The statement said: "Many of the book's misstatements and misattributions have been exhaustively addressed by other institutions, scholarly societies and individuals.The Academy feels compelled to refute those errors of fact and interpretation that specifically concern our own work."
Academy members were "stunned" when they saw the galley proofs of "Darkness in El Dorado," Susan Turner-Lowe, director of news operations, told United Press International. "They couldn't believe it. Jim Neel was a colleague they loved dearly," she said. Turner-Lowe remarked on the exceptional nature of the statement.
"Darkness in El Dorado" purports to describe an academy study showing that radiation caused the deaths of U.S. workers who produced and assembled atomic bomb components. "In fact, no such study has been done," the statement said.

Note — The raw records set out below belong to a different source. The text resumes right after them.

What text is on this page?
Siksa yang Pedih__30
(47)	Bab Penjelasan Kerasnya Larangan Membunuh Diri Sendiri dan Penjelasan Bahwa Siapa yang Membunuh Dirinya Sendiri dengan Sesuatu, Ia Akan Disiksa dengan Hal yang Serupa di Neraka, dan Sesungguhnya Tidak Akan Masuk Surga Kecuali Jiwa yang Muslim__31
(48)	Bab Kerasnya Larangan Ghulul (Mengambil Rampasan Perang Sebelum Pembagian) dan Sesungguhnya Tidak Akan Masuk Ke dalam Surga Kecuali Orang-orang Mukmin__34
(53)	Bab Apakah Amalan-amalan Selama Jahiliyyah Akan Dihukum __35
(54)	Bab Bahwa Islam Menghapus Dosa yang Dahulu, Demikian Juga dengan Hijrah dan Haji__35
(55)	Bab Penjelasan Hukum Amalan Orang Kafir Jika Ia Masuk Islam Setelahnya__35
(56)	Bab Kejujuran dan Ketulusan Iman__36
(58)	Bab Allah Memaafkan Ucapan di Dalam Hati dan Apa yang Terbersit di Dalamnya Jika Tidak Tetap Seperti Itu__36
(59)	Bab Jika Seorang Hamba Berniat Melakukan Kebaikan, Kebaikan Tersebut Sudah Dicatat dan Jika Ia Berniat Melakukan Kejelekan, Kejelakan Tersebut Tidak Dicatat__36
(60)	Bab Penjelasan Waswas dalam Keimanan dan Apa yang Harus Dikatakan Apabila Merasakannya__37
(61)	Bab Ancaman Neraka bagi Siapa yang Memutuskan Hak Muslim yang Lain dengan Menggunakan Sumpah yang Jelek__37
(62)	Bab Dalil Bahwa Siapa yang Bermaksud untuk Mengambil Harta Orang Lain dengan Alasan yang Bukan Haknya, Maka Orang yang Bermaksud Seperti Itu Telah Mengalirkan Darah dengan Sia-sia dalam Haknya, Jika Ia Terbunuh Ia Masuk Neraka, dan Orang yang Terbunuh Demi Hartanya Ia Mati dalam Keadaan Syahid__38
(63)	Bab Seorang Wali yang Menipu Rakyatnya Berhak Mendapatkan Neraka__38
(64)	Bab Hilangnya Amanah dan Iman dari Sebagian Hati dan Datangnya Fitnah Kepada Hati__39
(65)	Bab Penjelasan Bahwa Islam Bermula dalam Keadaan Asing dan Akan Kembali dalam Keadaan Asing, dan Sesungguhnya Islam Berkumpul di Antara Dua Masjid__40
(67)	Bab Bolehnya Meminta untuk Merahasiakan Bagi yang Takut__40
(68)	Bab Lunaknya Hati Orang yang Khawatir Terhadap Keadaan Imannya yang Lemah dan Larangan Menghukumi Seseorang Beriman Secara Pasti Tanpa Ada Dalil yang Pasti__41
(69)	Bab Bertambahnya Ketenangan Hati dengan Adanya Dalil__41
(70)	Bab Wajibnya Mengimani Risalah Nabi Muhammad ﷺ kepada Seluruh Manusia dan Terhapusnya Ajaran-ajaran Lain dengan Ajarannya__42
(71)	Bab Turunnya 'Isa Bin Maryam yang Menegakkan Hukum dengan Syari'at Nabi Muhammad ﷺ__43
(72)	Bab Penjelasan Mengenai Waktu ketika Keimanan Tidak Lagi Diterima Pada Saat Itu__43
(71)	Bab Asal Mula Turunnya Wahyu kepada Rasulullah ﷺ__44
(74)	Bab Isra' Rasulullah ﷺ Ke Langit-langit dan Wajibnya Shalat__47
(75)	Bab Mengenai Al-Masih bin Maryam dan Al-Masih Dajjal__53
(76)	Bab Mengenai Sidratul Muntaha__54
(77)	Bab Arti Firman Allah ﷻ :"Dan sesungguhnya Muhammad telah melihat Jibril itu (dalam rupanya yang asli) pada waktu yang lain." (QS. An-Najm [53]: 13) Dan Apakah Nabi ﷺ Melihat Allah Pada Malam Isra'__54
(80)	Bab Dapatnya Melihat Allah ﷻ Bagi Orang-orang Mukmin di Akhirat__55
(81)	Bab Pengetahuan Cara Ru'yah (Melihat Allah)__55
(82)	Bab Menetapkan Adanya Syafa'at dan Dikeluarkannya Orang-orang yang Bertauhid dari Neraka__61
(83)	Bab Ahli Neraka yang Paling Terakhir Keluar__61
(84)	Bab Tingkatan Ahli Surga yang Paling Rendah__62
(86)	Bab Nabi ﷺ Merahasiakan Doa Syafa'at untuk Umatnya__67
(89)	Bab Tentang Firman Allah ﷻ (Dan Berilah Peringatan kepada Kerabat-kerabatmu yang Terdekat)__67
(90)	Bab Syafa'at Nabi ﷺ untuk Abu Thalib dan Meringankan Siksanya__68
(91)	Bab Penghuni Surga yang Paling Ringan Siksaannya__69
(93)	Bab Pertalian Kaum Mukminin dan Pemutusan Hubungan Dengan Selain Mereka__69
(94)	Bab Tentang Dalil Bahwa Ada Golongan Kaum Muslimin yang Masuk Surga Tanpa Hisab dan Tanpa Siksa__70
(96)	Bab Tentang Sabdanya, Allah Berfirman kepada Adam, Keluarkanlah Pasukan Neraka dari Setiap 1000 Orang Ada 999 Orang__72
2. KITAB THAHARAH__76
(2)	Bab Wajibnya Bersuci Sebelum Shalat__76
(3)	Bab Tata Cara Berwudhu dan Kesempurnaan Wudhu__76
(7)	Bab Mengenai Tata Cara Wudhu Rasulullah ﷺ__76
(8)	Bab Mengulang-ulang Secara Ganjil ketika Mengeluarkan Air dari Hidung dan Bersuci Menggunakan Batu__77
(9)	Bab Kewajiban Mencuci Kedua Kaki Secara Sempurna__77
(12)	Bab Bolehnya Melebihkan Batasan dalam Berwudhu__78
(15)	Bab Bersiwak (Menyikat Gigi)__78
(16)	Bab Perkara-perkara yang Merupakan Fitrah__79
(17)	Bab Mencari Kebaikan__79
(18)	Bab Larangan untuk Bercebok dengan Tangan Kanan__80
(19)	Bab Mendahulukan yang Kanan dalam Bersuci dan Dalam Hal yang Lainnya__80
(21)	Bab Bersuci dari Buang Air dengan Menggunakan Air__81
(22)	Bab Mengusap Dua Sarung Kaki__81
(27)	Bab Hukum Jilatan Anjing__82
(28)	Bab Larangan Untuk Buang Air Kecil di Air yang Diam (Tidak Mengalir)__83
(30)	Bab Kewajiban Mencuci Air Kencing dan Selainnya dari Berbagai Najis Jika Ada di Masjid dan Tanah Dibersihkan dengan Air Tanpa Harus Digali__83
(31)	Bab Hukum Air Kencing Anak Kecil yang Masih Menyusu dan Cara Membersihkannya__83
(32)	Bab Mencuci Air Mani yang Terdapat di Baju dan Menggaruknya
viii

Neel's mandate in Japan was to study the genetic damage done to victims of the Hiroshima and Nagasaki atomic bombings as manifested in their descendants. By quoting Neel out of context, Tierney gives the impression that the researchers used the victims as "guinea pigs" while withholding medical treatment.
The academy said it is important to note that the ABCC was prohibited from undertaking therapy by the regulations governing the occupation of Japan. Tierney quotes Neel to this effect but truncates Neel's sentence, omitting the words: "but any finding, whether on a child or on an adult, was not only explained carefully to the patient (or parents) with a recommendation to see his/her physician, but also the patient's personal physician received a detailed letter describing the findings."
Tierney also makes consistent errors in describing the ABCC and its relationship with the Atomic Energy Commission, the statement said, going so far as to call it the AEC's "genetic division." Instead, the ABCC was an independent, bi-national study run by the National Academy of Sciences with the government of Japan. In fact, the AEC later made an unsuccessful attempt to dismantle the program over the protests of Neel and Gen. Douglas Macarthur, supreme commander of the occupation forces.
"Darkness in El Dorado" implies that Neel, in his work at the ABCC, produced reports underplaying the harmful effects of radiation. Again Tierney cites Neel's autobiography as evidence, but the section in question deals with something else entirely.
"In a particularly egregious error," the National Academy of Sciences' statement says, "Tierney implies that the ABCC was involved with human radiation experimentation," using a specious flow chart as evidence. The ABCC did no human experiments, the academy said.
Tierney also accuses Neel of starting a measles epidemic among Indians in the Amazon Basin in 1968. He writes that Neel purposely administered an obsolete and dangerous vaccine, causing hundreds if not thousands of deaths, in order to test fascistic eugenic theories.
Refuting this scurrilous charge gives it unwarranted dignity. Neel was a physician of compassion and integrity. The vaccine was not dangerous. Neel and his team saved many lives. The epidemic did not benefit him but made his planned research more difficult. Neel's writings from young manhood show disdain for eugenics theories. As a biologist, he recognized that species with the most genetic diversity are the most hardy because they are less vulnerable to changing circumstances. This view is the opposite of eugenics, which seeks to "improve" species by breeding for sameness, not variation.